JARMourato / Kodable

A supercharged extension of Codable
MIT License
83 stars 6 forks source link

Improve Error Forwarding #13

Closed rogerluan closed 2 years ago

rogerluan commented 2 years ago

Hey 👋

I've noticed it's extremely hard to understand errors when you face them. Errors from Decodable provide full context on what went wrong, what was expected and what actually happened, whereas Kodable seems to abstract away that info, effectively leaving the developer clueless.

Example:

▿ Kodable.KodableError.invalidValueForPropertyWithKey
  - invalidValueForPropertyWithKey: "message"

When decoding a complex object, a few questions come to mind:

  1. Where is message? Which model does it belong to?
  2. What was the expected type of message?
  3. Sounds like the incoming JSON contains a key named message, but the value wasn't the expected one. What value did the JSON contain, for the message key?

Now, compare the same scenario with the Decodable error:

▿ DecodingError
  ▿ typeMismatch : 2 elements
    - .0 : Swift.String
    ▿ .1 : Context
      ▿ codingPath : 1 element
        - 0 : CodingKeys(stringValue: "message", intValue: nil)
      - debugDescription : "Expected to decode String but found a number instead."
      - underlyingError : nil

Although it doesn't answer questions 1 and 3, it answers 2 pretty clearly, specially with the debugDescription. Perhaps Kodable could incorporate that information and also help answer question 1 and 3, which would increase developers productivity significantly 😊

What do you think @JARMourato ?

rogerluan commented 2 years ago

Here's the Playground I used to generate that sample response btw:

import Foundation

let json = """
{
    "message": 3
}
""".data(using: .utf8)!

struct MyResponseModel : Decodable {
    var message: String
}

let response = try JSONDecoder().decode(MyResponseModel.self, from: json)
rogerluan commented 2 years ago

To add to that, here's another scenario that is a source of problems:

Imagine you have models like these:

struct MyStruct : Codable {
    var property: MyProperty
}

struct MyProperty : Codable {
    var id: String
    var requiredProperty: String
}

In the scenario above, if we try to parse this:

{
    "my_struct": {
        "id": "123"
    }
}

Kodable would surface this error only:

▿ Kodable.KodableError.invalidValueForPropertyWithKey
  - invalidValueForPropertyWithKey: "my_struct"

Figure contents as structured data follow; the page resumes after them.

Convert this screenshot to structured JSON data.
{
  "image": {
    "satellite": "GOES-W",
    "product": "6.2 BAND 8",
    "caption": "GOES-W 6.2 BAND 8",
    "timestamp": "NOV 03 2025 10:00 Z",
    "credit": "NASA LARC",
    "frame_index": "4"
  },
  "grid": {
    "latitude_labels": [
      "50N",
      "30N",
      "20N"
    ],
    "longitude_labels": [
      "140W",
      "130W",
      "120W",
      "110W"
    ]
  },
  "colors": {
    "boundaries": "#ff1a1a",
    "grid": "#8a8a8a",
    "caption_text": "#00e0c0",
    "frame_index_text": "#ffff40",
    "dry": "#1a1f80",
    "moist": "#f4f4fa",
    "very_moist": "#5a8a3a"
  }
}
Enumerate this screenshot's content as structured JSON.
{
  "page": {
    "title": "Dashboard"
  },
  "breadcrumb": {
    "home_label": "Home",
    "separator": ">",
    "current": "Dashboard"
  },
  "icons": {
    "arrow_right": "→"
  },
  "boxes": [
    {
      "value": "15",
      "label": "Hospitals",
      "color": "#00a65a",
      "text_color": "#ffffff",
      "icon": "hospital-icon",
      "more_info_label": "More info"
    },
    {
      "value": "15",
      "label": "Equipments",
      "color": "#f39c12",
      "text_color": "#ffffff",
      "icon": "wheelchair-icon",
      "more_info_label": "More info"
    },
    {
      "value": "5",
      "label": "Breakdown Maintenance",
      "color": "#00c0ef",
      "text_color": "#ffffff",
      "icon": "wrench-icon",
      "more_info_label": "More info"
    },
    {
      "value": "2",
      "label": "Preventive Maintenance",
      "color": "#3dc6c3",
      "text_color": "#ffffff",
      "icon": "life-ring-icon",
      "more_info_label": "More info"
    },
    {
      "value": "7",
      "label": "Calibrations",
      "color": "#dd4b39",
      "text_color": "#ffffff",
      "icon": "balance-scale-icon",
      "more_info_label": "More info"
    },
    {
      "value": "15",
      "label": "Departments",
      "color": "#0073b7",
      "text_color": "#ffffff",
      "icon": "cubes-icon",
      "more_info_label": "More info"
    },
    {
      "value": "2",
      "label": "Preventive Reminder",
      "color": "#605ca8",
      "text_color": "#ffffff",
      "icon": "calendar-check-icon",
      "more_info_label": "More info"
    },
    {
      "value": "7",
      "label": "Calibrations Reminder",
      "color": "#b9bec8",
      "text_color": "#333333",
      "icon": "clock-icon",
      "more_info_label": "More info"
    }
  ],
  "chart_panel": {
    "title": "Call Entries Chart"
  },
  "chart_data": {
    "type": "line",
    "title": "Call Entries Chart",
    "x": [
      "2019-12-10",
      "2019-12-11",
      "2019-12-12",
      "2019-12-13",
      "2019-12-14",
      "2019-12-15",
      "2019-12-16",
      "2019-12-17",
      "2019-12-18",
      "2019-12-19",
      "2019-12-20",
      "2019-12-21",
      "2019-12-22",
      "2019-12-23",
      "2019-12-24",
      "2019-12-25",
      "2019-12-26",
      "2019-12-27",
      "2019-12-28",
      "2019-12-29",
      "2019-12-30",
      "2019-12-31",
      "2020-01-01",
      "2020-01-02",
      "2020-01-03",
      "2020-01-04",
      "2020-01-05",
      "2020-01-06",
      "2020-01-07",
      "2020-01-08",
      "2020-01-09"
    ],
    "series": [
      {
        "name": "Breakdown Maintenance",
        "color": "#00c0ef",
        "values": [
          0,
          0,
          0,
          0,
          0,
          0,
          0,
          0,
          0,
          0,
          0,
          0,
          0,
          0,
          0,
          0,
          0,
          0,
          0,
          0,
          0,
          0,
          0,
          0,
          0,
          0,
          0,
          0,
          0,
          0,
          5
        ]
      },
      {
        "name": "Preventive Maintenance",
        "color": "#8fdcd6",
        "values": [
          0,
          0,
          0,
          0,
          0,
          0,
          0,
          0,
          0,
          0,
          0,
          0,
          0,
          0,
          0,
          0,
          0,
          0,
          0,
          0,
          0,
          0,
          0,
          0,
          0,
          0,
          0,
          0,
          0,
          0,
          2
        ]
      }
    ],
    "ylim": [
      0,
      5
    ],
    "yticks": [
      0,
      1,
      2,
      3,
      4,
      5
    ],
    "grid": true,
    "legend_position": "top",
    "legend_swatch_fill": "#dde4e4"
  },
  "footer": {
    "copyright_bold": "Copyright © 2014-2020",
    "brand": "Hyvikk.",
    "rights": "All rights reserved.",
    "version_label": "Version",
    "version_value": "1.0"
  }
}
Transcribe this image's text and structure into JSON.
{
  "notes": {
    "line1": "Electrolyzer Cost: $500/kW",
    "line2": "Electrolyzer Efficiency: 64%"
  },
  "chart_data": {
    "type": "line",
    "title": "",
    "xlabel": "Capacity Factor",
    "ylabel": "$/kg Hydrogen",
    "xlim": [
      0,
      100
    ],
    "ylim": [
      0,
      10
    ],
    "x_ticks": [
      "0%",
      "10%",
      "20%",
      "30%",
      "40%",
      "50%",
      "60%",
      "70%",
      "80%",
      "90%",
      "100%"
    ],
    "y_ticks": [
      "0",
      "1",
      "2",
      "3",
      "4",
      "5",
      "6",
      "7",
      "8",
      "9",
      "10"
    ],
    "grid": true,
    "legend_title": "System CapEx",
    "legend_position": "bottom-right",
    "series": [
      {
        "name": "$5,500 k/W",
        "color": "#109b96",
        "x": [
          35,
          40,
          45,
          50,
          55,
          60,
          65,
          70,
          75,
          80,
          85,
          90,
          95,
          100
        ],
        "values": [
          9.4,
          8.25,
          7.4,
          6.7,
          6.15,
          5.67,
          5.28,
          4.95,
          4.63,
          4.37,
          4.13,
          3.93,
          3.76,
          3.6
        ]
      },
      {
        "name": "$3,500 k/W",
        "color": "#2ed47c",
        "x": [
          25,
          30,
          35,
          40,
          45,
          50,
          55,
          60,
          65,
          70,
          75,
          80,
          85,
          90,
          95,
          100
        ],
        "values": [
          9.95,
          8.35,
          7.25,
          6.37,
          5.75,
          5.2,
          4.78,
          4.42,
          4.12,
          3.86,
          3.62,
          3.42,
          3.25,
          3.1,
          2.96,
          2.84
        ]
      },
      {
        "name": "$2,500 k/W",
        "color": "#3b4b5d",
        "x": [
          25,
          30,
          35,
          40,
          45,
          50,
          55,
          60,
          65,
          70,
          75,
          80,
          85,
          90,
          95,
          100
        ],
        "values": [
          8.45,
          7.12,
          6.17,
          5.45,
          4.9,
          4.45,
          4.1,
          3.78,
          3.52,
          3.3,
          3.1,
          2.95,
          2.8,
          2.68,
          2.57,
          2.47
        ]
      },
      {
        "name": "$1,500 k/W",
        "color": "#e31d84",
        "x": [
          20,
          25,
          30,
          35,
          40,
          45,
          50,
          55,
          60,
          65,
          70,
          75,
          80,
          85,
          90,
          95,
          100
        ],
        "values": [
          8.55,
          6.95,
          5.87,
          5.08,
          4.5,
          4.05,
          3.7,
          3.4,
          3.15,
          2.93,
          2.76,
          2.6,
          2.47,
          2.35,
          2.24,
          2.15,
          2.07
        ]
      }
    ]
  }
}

Whereas if you catch the error and dump(error) right before re-throwing the invalidValueForPropertyWithKey error, you would actually see this for the dump(error) line:

▿ Kodable.KodableError.nonOptionalValueMissing
  ▿ nonOptionalValueMissing: (1 element)
    - property: "requiredProperty"

This is another reason why I think we should either not catch Codable errors (simply throw them up in the chain), or catch them and pass them alongside the KodableError (an implementation sample of this can be found here for instance: notice how the Swift.Error is embedded/attached to the custom error).

JARMourato commented 2 years ago

Thank you 🙌🏻 @rogerluan for bringing this issue up. I think you're right, let me think about how to make errors more user friendly within Kodable's context, and I'll get back to you this week 🚀

rogerluan commented 2 years ago

Just found another similar issue 😄

There could be an option to enable extra debugging logs so we can be notified/warned when parsing optional fields fail. For instance, there's a struct with an optional property var optional: MyOptionalClass?, but the API is sending optional field with some values in it. But it fails to be parsed. Right now this failure is silent, but it'd be great if we could be warned about it, at least.